The Reserve Bank of Australia hiked its cash target rate by 25bps this morning, taking the benchmark rate from 3.35% to 3.60%. The hike was well anticipated given that Australia’s CPI inflation rate remains elevated – while it slowed to 7.4% y/y in January, from 8.4% in December, it remains well above the bank’s target level , and the fact that inflation is increasingly driven by stickier service elements of the basket rather than the food and energy story of last year means that the central bank is more likely to look to dampen demand through higher rates. Indeed, the hiking is not over yet either with the governor Philip Lowe stressing that the bank will do whatever is necessary in order to bring price growth back down to more normal levels and cautioning that more rate hikes will be necessary.

Today’s Economic Data and Events

  • 11:00 German factory orders Feb: forecast -0.9%

Fixed Income

  • US Treasuries oscillated ahead of testimony from Fed Chair Jerome Powell later today and tomorrow. The 2yr UST had started the day on a stronger footing but pulled weaker over the US session with yields ending up 3bps higher at 4.8861%. On the 10yr yields settled at 3.9577%, unchanged on the day.
  • European bonds closed weaker following comments from Robert Holzmann, a governing council member and head of Austria’s central bank. Hozlmann supported four more 50bps hikes at the upcoming ECB meetings, helping to push the 2yr Schatz yield up 10bps to 3.29% while 10yr bund yields rose 3bps to 2.738%.

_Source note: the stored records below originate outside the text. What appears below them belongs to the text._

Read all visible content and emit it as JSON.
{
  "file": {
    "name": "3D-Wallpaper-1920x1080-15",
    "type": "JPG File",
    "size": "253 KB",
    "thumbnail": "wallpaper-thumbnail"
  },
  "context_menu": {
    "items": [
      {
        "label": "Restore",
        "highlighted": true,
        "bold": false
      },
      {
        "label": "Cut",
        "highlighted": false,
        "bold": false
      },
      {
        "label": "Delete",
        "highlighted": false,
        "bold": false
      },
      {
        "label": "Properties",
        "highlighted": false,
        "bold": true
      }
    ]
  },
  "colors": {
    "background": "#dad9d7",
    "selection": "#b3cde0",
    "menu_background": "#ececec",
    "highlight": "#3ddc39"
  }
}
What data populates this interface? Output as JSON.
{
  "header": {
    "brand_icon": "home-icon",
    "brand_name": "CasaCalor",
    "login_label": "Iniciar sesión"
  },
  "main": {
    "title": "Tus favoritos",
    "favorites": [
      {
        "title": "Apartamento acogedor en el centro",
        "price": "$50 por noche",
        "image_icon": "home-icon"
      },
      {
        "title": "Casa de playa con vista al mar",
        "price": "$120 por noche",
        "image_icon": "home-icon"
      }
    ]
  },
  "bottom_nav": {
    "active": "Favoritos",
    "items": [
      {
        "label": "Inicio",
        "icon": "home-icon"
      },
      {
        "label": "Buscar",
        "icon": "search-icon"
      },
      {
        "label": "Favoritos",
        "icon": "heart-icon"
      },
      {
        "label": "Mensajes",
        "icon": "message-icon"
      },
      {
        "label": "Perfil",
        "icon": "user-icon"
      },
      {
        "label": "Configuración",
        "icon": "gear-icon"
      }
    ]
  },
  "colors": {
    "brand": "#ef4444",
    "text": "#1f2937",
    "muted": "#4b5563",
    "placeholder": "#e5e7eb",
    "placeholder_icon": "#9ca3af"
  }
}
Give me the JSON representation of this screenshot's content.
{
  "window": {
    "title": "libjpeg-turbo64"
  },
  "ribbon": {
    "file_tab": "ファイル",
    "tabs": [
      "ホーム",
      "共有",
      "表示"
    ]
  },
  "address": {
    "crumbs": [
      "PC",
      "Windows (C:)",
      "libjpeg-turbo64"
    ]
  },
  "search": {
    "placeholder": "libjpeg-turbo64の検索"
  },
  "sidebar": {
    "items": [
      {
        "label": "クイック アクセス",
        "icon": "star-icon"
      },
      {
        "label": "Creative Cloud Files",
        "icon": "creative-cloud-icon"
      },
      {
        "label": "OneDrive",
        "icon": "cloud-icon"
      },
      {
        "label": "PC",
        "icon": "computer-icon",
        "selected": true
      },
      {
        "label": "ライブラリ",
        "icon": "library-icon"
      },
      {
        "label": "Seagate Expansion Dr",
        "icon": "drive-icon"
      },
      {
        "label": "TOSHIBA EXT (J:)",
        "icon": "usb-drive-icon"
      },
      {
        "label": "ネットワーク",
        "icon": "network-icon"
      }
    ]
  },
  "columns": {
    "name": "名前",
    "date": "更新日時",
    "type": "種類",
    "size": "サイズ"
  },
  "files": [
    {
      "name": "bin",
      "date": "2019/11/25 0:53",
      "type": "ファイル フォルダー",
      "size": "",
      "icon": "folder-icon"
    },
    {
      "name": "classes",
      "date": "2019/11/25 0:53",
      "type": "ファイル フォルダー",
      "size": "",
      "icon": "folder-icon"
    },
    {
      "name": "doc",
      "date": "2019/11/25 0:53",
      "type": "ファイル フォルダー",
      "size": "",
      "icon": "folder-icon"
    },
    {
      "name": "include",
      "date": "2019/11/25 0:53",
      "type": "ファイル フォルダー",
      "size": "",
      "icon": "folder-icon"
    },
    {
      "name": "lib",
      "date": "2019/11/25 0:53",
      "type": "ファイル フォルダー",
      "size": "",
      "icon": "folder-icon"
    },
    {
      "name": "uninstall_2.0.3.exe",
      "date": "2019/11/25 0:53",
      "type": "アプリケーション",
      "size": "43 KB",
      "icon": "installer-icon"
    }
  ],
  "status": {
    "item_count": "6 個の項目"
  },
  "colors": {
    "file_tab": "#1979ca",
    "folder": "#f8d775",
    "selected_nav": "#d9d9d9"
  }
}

  • The stridently hawkish view from Robert Holzmann at the ECB helped EURUSD pull higher to start the trading week, with the pair up 0.4% overnight to 1.0681. The pair has moved off a recent floor at around 1.055 with levels around 1.07 the next resistance. GBPUSD showed little movement overnight, settling slightly lower at 1.2025. USDJPY was also nearly unchanged, trading at 135.93.
  • Commodity currencies edged weaker at the start of the week with USDCAD moving against the loonie, rising by 0.1% to 1.3613. AUDUSD showed more weakness, falling by 0.6% to 0.673 while NZDUSD fell 0.4% to 0.6197.


  • Following the rally seen at the close of last week, global equity markets got off to a more muted start to this week. Japan’s Nikkei was an outperformer as it added 1.1%, but the Hang Seng added just 0.2% while the Shanghai Composite closed 0.2% lower, with the muted official growth target of 5.0% in China in 2023 contributing to the sell-off.
  • In Europe, the CAC closed flat while the DAX added 0.5% and the FTSE 100 lost 0.2%. In the US it was a similarly mixed story as the NASDQW lost 0.1% while the S&P 500 and the Dow Jones both added 0.1%.
  • Locally, the DFM added 1.1% and the ADX gained 0.9%. In Saudi Arabia, the Tadawul closed up 0.4%.


  • Oil prices kept their winning edge intact overnight with both Brent and WTI futures gaining, extending their recent rally to five days in a row. Brent settled up 0.4% at USD 86.18/b while WTI added 1% to USD 80.46/b.
  • Time spreads in both Brent and WTI have quietly tightened in recent weeks. The backwardation in 1-2 month Brent futures rose to USD 0.56/b overnight, up from around USD 0.30/b where it had been trading last week, while the contango that persists in the WTI curve has narrowed to just USD 0.10/b, from closer to USD 0.30/b earlier in February.